Op dit moment slaat de balans door naar economische groei. Dat hangt
samen met het gegeven dat de balans tussen economie, ecologie en
sociaal beleid naar tijd en plaats verschilt. Naar tijd, omdat het
bijvoorbeeld economisch tegenzit en de werkloosheidcijfers de pan uit
rijzen. En naar plaats, omdat we Afrikaanse landen moeilijk
milieu-eisen kunnen opleggen als mensen niets te eten hebben. In een
situatie van economische tegenspoed zoals de laatste jaren, betekent
dat misschien op korte termijn 'milieu: nu even niet!' (of anders
gezegd: Van Geel, de staatssecretaris van nu even niet). Maar we
moeten natuurlijk voorkomen dat we in een situatie terecht komen van
'milieu: nu en nooit niet'!
Dat de aandacht voor ecologie en milieu in een duurzame balans met
economie en sociaal beleid naar tijd en plaats verschilt, heb ik
gisteren weer mogen ervaren. Vanochtend ben ik teruggekomen uit
Roemenie. U weet dat de situatie in een aantal Oost-Europese landen
nog totaal anders is. De economische stand van zaken is daar vaak wat
minder rooskleurig, het zijn de lage-lonen-landen waar Westerse
bedrijven soms maar al te graag goedkoop produceren, duurzaam of niet.
Milieu is daar vaak nog geen prioriteit en dat is te verklaren. Mensen
zijn al blij als zij kunnen voorzien in hun eerste levensbehoeften.
Zwart/wit gezegd: Mensen verlaten daar 's ochtends hun appartement in
een groot, grijs betonnen wooncomplex, wandelen over vervuilde grond
naar hun werk en zijn gelukkig zo geld te verdienen om brood op de
plank te krijgen. Aandacht voor behoud van natuur en milieu is een
luxe die zij zich niet kunnen veroorloven. Kortom; die landen zijn in
hun ontwikkeling nog niet zo ver als bijvoorbeeld het rijkere
Nederland. Milieu speelt daar nog minder een rol.
Het spreekt dus voor zich dat je nooit structureel één dimensie van
economie, ecologie en sociaal beleid eenzijdig kunt benadrukken, en de
andere daarmee voor het gemak vergeet.
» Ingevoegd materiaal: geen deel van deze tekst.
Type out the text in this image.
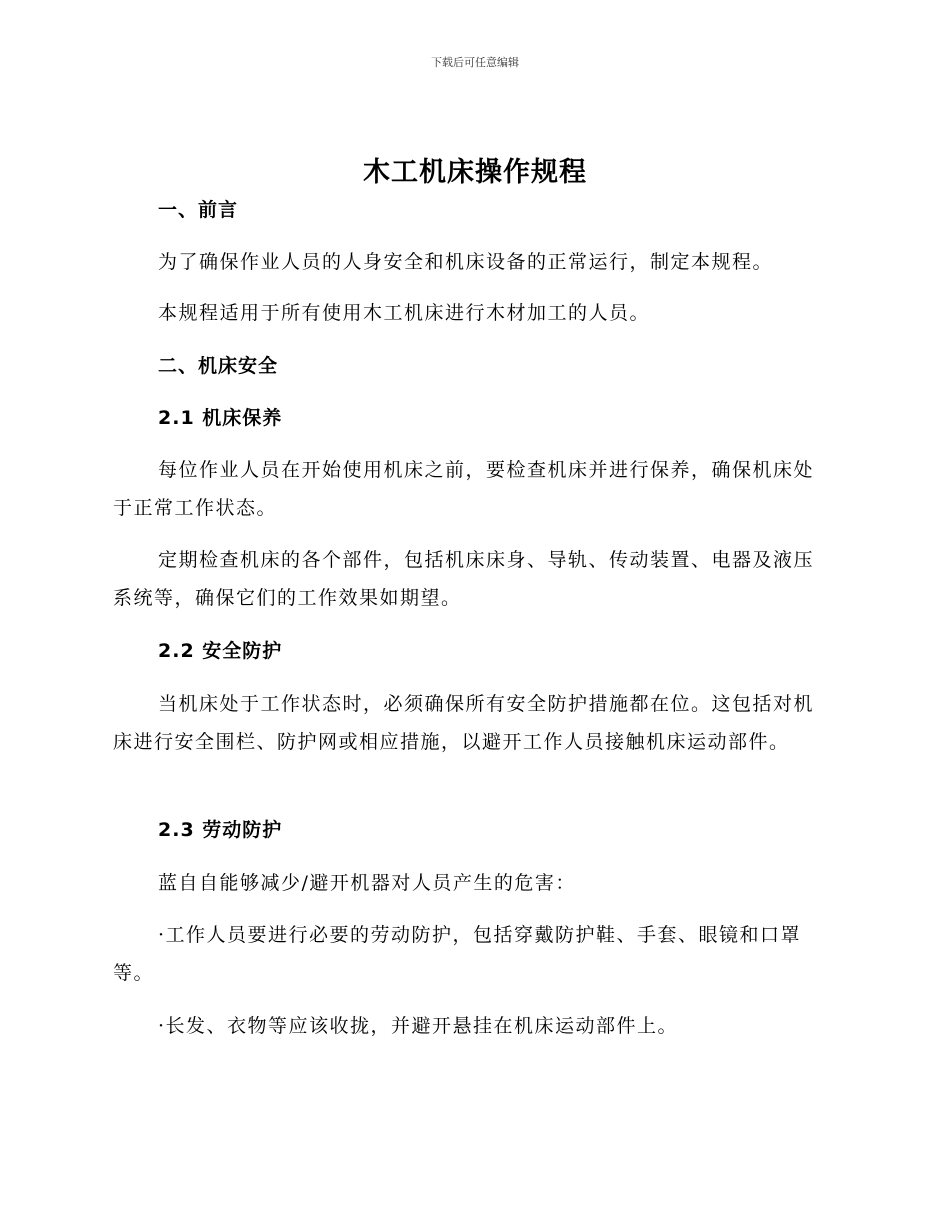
下载后可任意编辑
木工机床操作规程
一、前言
为了确保作业人员的人身安全和机床设备的正常运行，制定本规程。
本规程适用于所有使用木工机床进行木材加工的人员。
二、机床安全
2.1 机床保养
每位作业人员在开始使用机床之前，要检查机床并进行保养，确保机床处于正常工作状态。
定期检查机床的各个部件，包括机床床身、导轨、传动装置、电器及液压系统等，确保它们的工作效果如期望。
2.2 安全防护
当机床处于工作状态时，必须确保所有安全防护措施都在位。这包括对机床进行安全围栏、防护网或相应措施，以避开工作人员接触机床运动部件。
2.3 劳动防护
蓝自自能够减少/避开机器对人员产生的危害：
·工作人员要进行必要的劳动防护，包括穿戴防护鞋、手套、眼镜和口罩等。
·长发、衣物等应该收拢，并避开悬挂在机床运动部件上。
Als je dat doet, is
vanzelfsprekend de balans zoek. En ik zei het al, binnen het CDA
moeten we dus politieke keuzes maken om te voorkomen dat we onszelf
voor de gek houden. En dat geldt dus ook voor de vraag hoe we
aankijken tegen economische groei en welvaart.
Welvaart is naar mijn idee veel meer dan puur en alleen een optelsom
van keiharde euro's en van zaken die in geld zijn uit te drukken.
Economie (zo heb ik dat vroeger geleerd) betekent behendig omgaan met
schaarse middelen, en dat is dus inclusief natuur en milieu. Welvaart
omvat ook immateriële zaken, en houdt niet op bij het BNP. Sterker
nog; het welzijn van mensen gaat er met een goede economie niet per
definitie op vooruit. Als de economie loopt en aan de basisbehoeften
is voldaan (ik noemde net al de situatie in Oost-Europese landen waar
'de strijd' zich nog op dat niveau afspeelt), ontstaat ruimte voor
behoefte aan andere zaken zoals, natuur en milieukwaliteit,
veiligheid, geborgenheid, gemeenschapszin, een eerlijke verdeling van
de economische koek over de bevolking (de volgende trappen van
Maslov). Gekgenoeg blijft het BNP de maat der dingen. Terwijl de
economie, in brede zin dus, niet alleen gebaat is bij groeicijfers of
waarden die in geld zijn uit te drukken. Uit veel enquêtes blijkt dat
de Nederlander inmiddels verlangt naar meer. Maar het is ook niet voor
niets dat de Fonteyn-avonden een dergelijke uitslag kenden. Dat is
immers de reden waarom we hier nu met elkaar staan.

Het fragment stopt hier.